Hi :) I am going to use neural networking and TensorFlow.
I'm trying to install different versions of tensorflow and tensorflow-gpu using pip (for example, 2.1.0 both tensorflow and tensorflow-gpu, 2.2.0-rc0 both tensorflow and tensorflow-gpu) and in Python (3.7) I get error about loading cudart64_101.dll, like this:
>>> import tensorflow as tf
2020-03-31 03:30:42.120394: W tensorflow/stream_executor/platform/default/dso_loader.cc:55] Could not load dynamic library 'cudart64_101.dll'; dlerror: cudart64_101.dll not found 2020-03-31 03:30:42.134395: I tensorflow/stream_executor/cuda/cudart_stub.cc:29] Ignore above cudart dlerror if you do not have a GPU set up on your machine.
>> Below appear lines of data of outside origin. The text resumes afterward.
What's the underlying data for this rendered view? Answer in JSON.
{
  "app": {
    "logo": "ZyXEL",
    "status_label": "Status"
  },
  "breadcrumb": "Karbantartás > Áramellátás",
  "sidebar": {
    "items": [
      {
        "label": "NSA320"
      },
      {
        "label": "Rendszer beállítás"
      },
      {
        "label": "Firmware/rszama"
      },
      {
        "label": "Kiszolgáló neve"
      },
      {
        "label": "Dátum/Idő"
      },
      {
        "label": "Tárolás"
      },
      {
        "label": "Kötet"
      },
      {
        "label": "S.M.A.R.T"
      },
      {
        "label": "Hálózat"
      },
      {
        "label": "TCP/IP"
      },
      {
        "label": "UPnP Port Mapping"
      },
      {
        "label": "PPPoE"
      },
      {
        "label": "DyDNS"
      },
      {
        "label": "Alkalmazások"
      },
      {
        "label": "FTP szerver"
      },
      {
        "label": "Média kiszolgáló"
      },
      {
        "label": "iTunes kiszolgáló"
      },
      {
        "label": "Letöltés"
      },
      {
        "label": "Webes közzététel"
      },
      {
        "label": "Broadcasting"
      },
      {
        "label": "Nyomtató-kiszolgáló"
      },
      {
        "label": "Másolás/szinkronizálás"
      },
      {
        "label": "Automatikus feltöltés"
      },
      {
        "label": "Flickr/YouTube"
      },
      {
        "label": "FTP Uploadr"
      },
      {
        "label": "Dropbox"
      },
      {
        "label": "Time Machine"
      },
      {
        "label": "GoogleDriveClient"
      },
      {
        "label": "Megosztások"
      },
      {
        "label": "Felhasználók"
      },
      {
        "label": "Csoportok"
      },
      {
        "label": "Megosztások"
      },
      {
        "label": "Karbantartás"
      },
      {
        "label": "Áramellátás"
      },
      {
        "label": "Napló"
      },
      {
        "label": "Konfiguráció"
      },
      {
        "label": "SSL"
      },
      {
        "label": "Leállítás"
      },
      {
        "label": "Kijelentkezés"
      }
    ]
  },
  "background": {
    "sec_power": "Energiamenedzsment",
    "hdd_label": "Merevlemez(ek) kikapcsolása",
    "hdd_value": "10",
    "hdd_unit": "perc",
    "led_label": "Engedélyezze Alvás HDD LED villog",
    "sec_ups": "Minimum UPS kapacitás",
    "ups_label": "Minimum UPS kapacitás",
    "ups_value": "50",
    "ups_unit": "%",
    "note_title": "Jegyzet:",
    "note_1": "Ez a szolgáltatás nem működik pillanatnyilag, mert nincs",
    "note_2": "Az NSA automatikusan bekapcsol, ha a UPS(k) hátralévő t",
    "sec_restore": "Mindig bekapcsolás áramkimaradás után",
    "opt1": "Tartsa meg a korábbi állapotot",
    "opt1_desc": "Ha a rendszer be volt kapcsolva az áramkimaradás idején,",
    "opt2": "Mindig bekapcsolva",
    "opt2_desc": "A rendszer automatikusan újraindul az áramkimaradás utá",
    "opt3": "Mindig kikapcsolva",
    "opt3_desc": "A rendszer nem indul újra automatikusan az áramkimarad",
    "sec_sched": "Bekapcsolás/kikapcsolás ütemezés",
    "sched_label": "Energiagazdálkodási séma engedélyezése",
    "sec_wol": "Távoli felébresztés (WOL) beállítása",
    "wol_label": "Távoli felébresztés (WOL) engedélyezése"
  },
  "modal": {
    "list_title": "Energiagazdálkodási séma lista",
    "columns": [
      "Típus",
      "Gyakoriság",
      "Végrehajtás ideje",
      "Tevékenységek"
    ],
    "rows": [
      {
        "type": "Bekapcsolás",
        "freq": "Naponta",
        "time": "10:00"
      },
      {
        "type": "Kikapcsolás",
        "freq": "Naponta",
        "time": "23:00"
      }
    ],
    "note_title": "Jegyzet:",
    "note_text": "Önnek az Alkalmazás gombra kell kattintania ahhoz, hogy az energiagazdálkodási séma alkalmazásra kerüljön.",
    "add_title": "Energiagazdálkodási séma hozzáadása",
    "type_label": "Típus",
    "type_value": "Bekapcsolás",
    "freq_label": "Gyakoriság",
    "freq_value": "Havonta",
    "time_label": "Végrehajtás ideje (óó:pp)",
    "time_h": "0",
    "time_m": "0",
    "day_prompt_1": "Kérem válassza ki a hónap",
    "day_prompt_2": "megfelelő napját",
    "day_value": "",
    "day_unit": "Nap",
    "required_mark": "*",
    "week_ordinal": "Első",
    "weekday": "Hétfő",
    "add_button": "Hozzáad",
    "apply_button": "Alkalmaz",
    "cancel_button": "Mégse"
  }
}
I copied cuDNN files, also I set CUDA_HOME env. to value of CUDA_PATH env. My hardware meets the requirements.
As far as I understand, TensorFlow 2.1.0 should work fine with CUDA 10.1. But I don't want to use CUDA 10.1 unless emergency, I just install 10.2 and don't want to reinstall it to reinstall back to 10.2 again in future.
I ready to wait for 2.2.0 release, if that makes sense in my case. So my question is: Will TensorFlow 2.2.0 support CUDA 10.2?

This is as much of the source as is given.